The exchange followed a single debate Monday between Wolf and Wagner that was moderated by “Jeopardy!” host Alex Trebek, who was widely criticized for talking more than either candidate and sharing his own views on debate topics.

Fetterman attacked Wagner more than Bartos in his remarks. He criticized Wagner for a 2014 comment in which Wagner, then a state senator, said, “there was a gentleman by the name of Hitler, he was about power and control … the union situation is about power and control.” Wagner later apologized for the remarks.

“To any union member, brothers and sisters watching, any former union members, retired or otherwise — my running mate, Governor Wolf, protects unions in Pennsylvania,” Fetterman said. “Scott Wagner, if he was elected, would destroy unions.”

Bartos, in turn, criticized Wolf for accepting campaign donations from unions during an education discussion.

“We certainly have our differences with the teachers’ unions,” Bartos said. “(Wolf) is owned by the public sector unions. The teachers union calls the shots. Governor Wolf works for the teachers unions. We will work for the students of Pennsylvania, the parents of Pennsylvania and we will work for the teachers of Pennsylvania.”

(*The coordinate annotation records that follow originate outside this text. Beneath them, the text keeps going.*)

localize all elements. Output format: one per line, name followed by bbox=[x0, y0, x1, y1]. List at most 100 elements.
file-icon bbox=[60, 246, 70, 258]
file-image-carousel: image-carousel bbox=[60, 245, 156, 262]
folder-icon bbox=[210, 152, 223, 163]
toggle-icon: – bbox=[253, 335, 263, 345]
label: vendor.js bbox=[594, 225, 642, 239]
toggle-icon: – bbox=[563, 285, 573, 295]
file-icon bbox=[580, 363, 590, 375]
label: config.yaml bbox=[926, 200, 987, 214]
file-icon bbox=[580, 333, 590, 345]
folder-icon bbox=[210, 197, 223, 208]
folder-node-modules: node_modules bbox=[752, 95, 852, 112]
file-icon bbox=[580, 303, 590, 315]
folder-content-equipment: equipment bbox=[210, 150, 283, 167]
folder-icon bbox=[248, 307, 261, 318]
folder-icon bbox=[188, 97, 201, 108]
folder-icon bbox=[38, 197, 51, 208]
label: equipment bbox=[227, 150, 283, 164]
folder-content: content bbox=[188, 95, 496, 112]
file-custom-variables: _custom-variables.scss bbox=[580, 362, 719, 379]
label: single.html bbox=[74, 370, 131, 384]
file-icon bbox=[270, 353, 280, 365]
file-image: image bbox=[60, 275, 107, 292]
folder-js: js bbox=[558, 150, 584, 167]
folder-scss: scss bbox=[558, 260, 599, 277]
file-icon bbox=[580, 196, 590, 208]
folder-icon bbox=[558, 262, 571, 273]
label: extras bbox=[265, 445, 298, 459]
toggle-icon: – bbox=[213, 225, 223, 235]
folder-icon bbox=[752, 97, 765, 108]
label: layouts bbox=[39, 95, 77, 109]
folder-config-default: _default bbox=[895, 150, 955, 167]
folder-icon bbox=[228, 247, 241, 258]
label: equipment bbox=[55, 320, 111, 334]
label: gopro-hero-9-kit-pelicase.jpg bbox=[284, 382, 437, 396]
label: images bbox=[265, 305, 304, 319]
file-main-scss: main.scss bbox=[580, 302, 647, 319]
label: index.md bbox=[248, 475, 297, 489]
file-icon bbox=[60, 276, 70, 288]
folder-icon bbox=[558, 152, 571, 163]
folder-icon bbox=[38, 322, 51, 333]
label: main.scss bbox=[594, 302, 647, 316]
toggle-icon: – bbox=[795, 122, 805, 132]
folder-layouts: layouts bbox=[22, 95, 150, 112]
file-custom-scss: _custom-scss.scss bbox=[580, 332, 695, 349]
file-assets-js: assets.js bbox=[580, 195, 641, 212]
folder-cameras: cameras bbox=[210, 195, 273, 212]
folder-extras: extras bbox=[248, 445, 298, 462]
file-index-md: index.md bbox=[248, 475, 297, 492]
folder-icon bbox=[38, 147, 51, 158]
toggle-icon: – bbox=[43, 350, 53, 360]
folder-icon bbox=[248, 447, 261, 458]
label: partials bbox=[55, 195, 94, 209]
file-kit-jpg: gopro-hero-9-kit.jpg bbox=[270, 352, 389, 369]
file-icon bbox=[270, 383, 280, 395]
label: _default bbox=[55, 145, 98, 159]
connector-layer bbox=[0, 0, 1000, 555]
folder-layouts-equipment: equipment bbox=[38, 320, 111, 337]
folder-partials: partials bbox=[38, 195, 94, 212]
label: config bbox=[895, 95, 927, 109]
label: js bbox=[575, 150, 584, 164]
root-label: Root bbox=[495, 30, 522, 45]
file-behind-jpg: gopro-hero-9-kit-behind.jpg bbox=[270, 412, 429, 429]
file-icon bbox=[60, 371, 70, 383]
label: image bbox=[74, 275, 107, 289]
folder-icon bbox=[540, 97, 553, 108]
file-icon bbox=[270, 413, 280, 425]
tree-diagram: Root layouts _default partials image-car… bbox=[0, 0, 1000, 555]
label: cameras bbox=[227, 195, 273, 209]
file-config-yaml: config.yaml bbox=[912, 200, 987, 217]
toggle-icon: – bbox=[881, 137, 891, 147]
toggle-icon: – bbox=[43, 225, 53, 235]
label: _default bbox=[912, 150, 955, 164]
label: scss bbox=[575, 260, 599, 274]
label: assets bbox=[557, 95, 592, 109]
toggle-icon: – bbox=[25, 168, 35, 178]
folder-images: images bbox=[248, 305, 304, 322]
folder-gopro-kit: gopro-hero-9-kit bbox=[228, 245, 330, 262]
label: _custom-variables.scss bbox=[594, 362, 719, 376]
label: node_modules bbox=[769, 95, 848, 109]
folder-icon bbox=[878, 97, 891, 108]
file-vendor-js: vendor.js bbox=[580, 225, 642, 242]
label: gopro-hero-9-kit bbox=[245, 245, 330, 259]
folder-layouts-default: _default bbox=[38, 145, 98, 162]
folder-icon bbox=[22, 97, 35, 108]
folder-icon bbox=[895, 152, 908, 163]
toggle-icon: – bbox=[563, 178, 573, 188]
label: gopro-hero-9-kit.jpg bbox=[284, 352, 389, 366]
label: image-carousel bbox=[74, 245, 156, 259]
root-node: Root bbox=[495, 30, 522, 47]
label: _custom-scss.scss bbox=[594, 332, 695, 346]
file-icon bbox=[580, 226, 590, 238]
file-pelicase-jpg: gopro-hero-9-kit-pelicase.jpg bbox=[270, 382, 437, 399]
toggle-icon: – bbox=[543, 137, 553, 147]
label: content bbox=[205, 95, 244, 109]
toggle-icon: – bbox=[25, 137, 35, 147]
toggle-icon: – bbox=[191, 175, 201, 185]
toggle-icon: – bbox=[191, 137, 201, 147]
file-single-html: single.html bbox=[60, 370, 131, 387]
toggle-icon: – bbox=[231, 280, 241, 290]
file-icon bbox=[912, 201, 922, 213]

Fetterman acknowledged a difference of opinion between himself and Wolf over legalizing recreational marijuana, which state Rep. Jake Wheatley, D-Hill District, has proposed. Fetterman supports legalization while Wolf has said the state isn’t ready.

Bartos said that while he and Wagner support medical marijuana, he believes not enough studies have been done on the health risks of marijuana to justify recreational legalization. He said that arguments for legalization that cite the potential tax benefits are misguided, saying the state should be focused on cutting spending rather than bringing in new revenue.

The candidates said both tickets want to reform the criminal justice system in Pennsylvania, which has the third-highest incarceration rate in the Northeast. The lieutenant governor serves as chairman of the state’s Board of Pardons.

Bartos supported Wagner’s call to re-instate the death penalty, while Fetterman supported Wolf’s moratorium on the death penalty. Bartos cited Wagner’s call for a mandatory death penalty for anyone who kills someone on school grounds and said Wagner would lift Wolf’s moratorium as soon as he could if he won election.

Fetterman said Wolf is a “firewall” against the state General Assembly’s efforts to limit abortion. He cited Wolf’s veto of Senate Bill 3, which would have made abortions illegal after 20 weeks of pregnancy instead of the current 24 weeks, and would have restricted the use of a common second-trimester procedure known as dilation and evacuation.

Bartos noted Wagner voted for Senate Bill 3 as a state senator and would support the same measure again.